Editorial: Market Medicine Needs to be Accountable In an accompanying editorial in this week's JAMA, Linda Emanuel, M.D., Ph.D., from the Ethics Institute, AMA, Chicago, Ill., writes that new structures for maintaining professional standards may not be necessary. "...it is more to the point to redirect existing structures [AMA, the Joint Commission on Accreditation of Healthcare Organizations, the National Committee for Quality Assurance with its Healthcare Employer Data Information Set] to suit the specific standard-setting needs of current commercialism. Indeed, appropriate new awareness of and commitment to using a refocused professional map have emerged in the last few years. New programs and initiatives have emerged in many existing organizations for the purposes of maintaining physician and service organization standards."

Concerning the issue of ethics, "the Ethics Institute of the AMA plans to create this kind of accountability on ethics standards. It will establish a database on health delivery organizations, based primarily but not exclusively on physician survey assessments, to evaluate how well organizations permit the upholding of and nurturing of previously identified professional and ethical standards of practice ... This program essentially uses market tools, leveraging the powerful effect of reputation for ethical or unethical conduct, to insist on professional standards no matter how aggressively commercial the business setting."

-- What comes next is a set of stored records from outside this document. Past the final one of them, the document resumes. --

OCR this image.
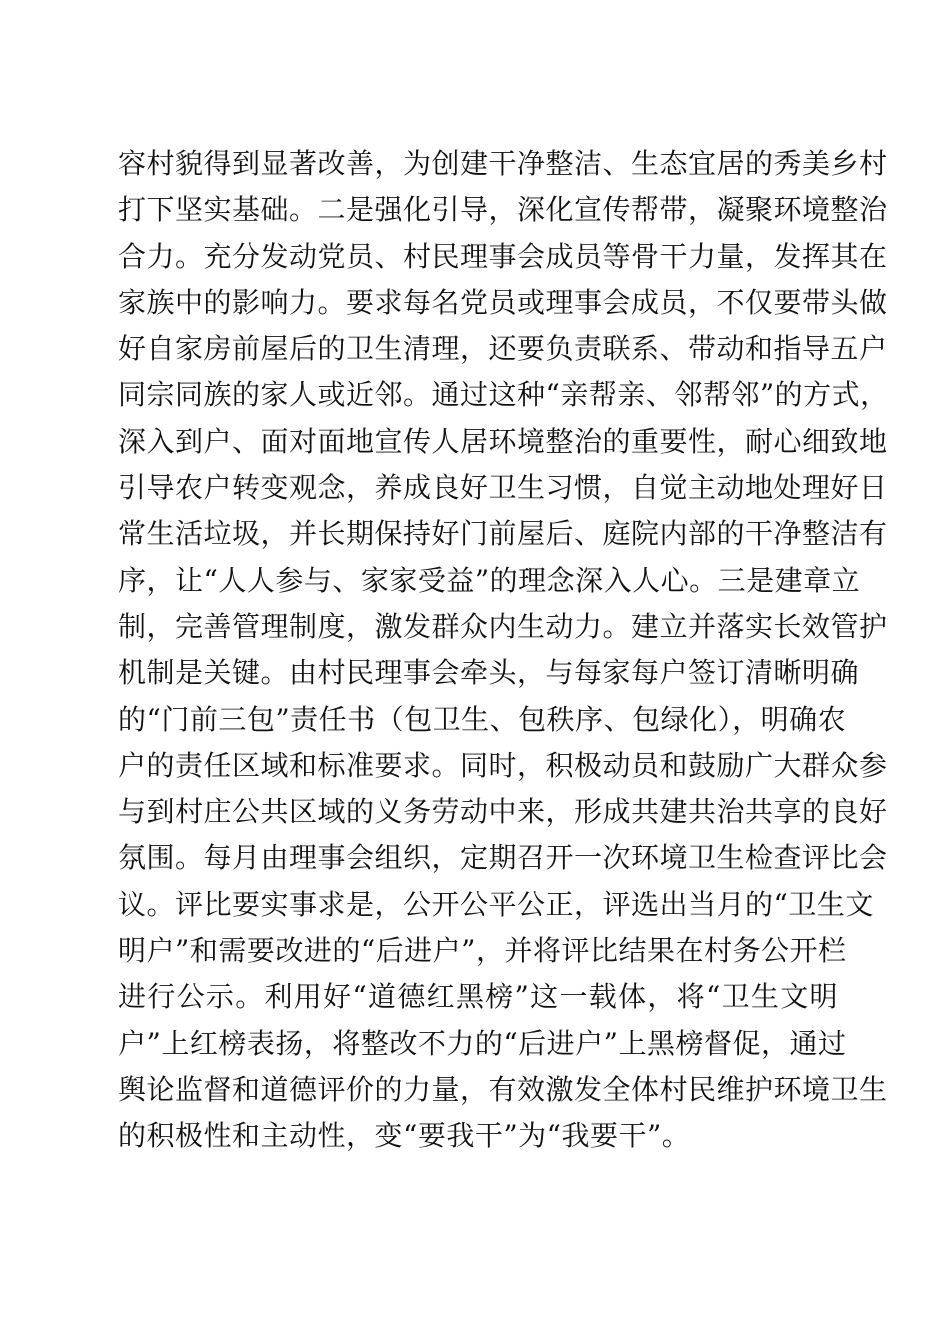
容村貌得到显著改善，为创建干净整洁、生态宜居的秀美乡村
打下坚实基础。二是强化引导，深化宣传帮带，凝聚环境整治
合力。充分发动党员、村民理事会成员等骨干力量，发挥其在
家族中的影响力。要求每名党员或理事会成员，不仅要带头做
好自家房前屋后的卫生清理，还要负责联系、带动和指导五户
同宗同族的家人或近邻。通过这种“亲帮亲、邻帮邻”的方式，
深入到户、面对面地宣传人居环境整治的重要性，耐心细致地
引导农户转变观念，养成良好卫生习惯，自觉主动地处理好日
常生活垃圾，并长期保持好门前屋后、庭院内部的干净整洁有
序，让“人人参与、家家受益”的理念深入人心。三是建章立
制，完善管理制度，激发群众内生动力。建立并落实长效管护
机制是关键。由村民理事会牵头，与每家每户签订清晰明确
的“门前三包”责任书（包卫生、包秩序、包绿化），明确农
户的责任区域和标准要求。同时，积极动员和鼓励广大群众参
与到村庄公共区域的义务劳动中来，形成共建共治共享的良好
氛围。每月由理事会组织，定期召开一次环境卫生检查评比会
议。评比要实事求是，公开公平公正，评选出当月的“卫生文
明户”和需要改进的“后进户”，并将评比结果在村务公开栏
进行公示。利用好“道德红黑榜”这一载体，将“卫生文明
户”上红榜表扬，将整改不力的“后进户”上黑榜督促，通过
舆论监督和道德评价的力量，有效激发全体村民维护环境卫生
的积极性和主动性，变“要我干”为“我要干”。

Dr. Emanuel continues: "... unless investors in medical business can be held accountable for promoting medical professional standards, managers will always have an imbalanced motive to give priority to investment returns. Novel approaches to making investors accountable for permitting professional standards are called for. Report cards are not applicable to investors, but states could be periodically evaluated by the profession on relevant regulations."

Dr. Emanuel concludes: "Professionalism requires restraints on profit-seeking activities, both as a moral matter and as a pragmatic one. The marriage of medicine with business is not optional. It is, for better or for worse, necessary. It is only a question of how constructively or destructively the two coexist, and some moderation in profit motive is a precondition for a constructive long-term partnership with medicine."